Cahier critique 29/07/2020

“Ato san nen” de Pedro Collantes

Drôle d’endroit pour une rencontre.

À travers la visite improbable du Japonais Hiroshi chez l’Espagnole Marisa, Ato san nen aborde avec humour la question des différences culturelles. Le film joue ainsi avec nos préjugés et avec la peur de l’autre en semant le doute sur les intentions du touriste nippon, qui déclare venir voir le fils de Marisa alors que ce dernier, en voyage à Berlin, affirme ne pas se souvenir de lui.

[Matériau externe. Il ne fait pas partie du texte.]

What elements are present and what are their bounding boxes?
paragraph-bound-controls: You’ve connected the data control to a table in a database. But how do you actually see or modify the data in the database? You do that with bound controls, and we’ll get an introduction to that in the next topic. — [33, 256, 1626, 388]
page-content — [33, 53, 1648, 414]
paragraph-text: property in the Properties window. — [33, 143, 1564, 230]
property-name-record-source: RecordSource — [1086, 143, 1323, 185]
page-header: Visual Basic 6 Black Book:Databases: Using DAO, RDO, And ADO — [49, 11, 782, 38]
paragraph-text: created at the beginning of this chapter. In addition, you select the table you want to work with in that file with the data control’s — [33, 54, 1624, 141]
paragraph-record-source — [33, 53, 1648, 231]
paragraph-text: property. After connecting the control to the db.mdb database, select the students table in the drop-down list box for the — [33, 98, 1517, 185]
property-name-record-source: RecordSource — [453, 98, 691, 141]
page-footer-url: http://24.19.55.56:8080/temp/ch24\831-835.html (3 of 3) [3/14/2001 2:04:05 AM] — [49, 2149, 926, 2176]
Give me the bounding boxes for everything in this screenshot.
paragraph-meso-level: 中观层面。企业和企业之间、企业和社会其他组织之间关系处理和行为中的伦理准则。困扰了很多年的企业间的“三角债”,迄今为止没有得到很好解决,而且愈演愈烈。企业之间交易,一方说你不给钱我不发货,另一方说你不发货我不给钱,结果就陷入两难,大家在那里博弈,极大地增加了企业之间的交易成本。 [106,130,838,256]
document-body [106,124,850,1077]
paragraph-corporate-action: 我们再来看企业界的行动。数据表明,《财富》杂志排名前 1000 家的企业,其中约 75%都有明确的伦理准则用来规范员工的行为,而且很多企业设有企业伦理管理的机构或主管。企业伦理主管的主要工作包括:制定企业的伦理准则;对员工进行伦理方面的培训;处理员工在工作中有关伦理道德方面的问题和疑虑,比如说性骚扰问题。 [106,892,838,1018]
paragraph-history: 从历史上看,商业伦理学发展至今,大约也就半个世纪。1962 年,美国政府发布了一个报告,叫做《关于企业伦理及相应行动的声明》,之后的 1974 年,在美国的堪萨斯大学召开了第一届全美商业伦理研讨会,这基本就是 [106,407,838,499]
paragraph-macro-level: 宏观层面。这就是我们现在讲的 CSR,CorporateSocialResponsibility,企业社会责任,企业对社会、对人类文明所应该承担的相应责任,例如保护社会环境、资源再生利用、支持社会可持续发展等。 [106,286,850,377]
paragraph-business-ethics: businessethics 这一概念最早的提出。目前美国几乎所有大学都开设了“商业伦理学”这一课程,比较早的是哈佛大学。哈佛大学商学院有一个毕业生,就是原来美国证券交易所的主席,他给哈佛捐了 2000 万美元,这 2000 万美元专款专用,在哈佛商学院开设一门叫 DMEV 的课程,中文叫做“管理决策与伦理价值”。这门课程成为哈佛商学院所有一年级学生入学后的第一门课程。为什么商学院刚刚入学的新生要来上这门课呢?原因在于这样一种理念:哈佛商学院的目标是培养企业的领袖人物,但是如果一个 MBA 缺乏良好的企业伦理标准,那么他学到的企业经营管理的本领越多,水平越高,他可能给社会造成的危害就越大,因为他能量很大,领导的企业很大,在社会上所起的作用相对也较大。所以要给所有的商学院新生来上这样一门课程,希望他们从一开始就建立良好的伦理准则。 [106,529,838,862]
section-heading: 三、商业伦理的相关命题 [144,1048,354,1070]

Le running gag du chien, qui aboie à chaque fois qu’Hiroshi enlève sa casquette, alimente la crainte tandis qu’un plan où on voit l’étranger manipuler un sabre achève de le rendre suspect. Si le film semble alors sur le point de basculer dans l’horreur, il n’en sera pourtant rien : quand l’homme évoque son désir de goûter la paëlla, Marisa renonce à se débarrasser de lui, se faisant au contraire un devoir de l’initier à cette tradition nationale. Prudente, c’est toutefois dans un restaurant plutôt que chez elle qu’elle décide de lui faire découvrir le fameux plat.

En l’absence d’une langue commune (Hiroshi ne parle que quelques mots d’espagnol), les personnages ont alors du mal à communiquer. Marisa demande tout de même au voyageur de lui raconter une histoire en japonais, dont elle va pouvoir apprécier la beauté des sonorités. Libéré de la peur d’être jugé, Hiroshi ose quant à lui parler de sa femme emprisonnée pour vol, alors qu’il prétendait auparavant ne pas avoir de famille. Une vérité s’exprime également au-delà de la langue, à travers un langage non verbal permettant au personnage féminin d’être émue par le récit de son interlocuteur et d’avoir le sentiment de mieux le connaître. Marisa observe finalement avec une curiosité amusée le comportement de son ami qui, conformément aux clichés en vigueur, ne cesse de prendre des photos et ne tient pas du tout l’alcool. Alors qu’elle s’était renfermée suite à la mort de son mari, la villageoise semble enfin retrouver le sourire. Elle devra pourtant affronter un autre deuil, celui de son chien Tico, mais cette fois-ci avec le soutien d’Hiroshi, à qui l’animal semble presque céder la place. Alors qu’ils étaient jusqu’ici séparés par des champs/contrechamps, la fin rassemble les personnages au sein du même plan : à travers leur rencontre, ces deux solitudes auront ainsi réappris à s’ouvrir l’une à l’autre.

Chloé Cavillier

Réalisation et scénario : Pedro Collantes. Image : Diego Cabezas. Montage : Miguel Doblado.
Son : Sergio Henriquez, Olivier Pelletier et Samuel Cabezas. Interprétation : Mabel Rivera,
Kenji Yamauchi et Carlos Kaniowsky. Production : Easy Tiger.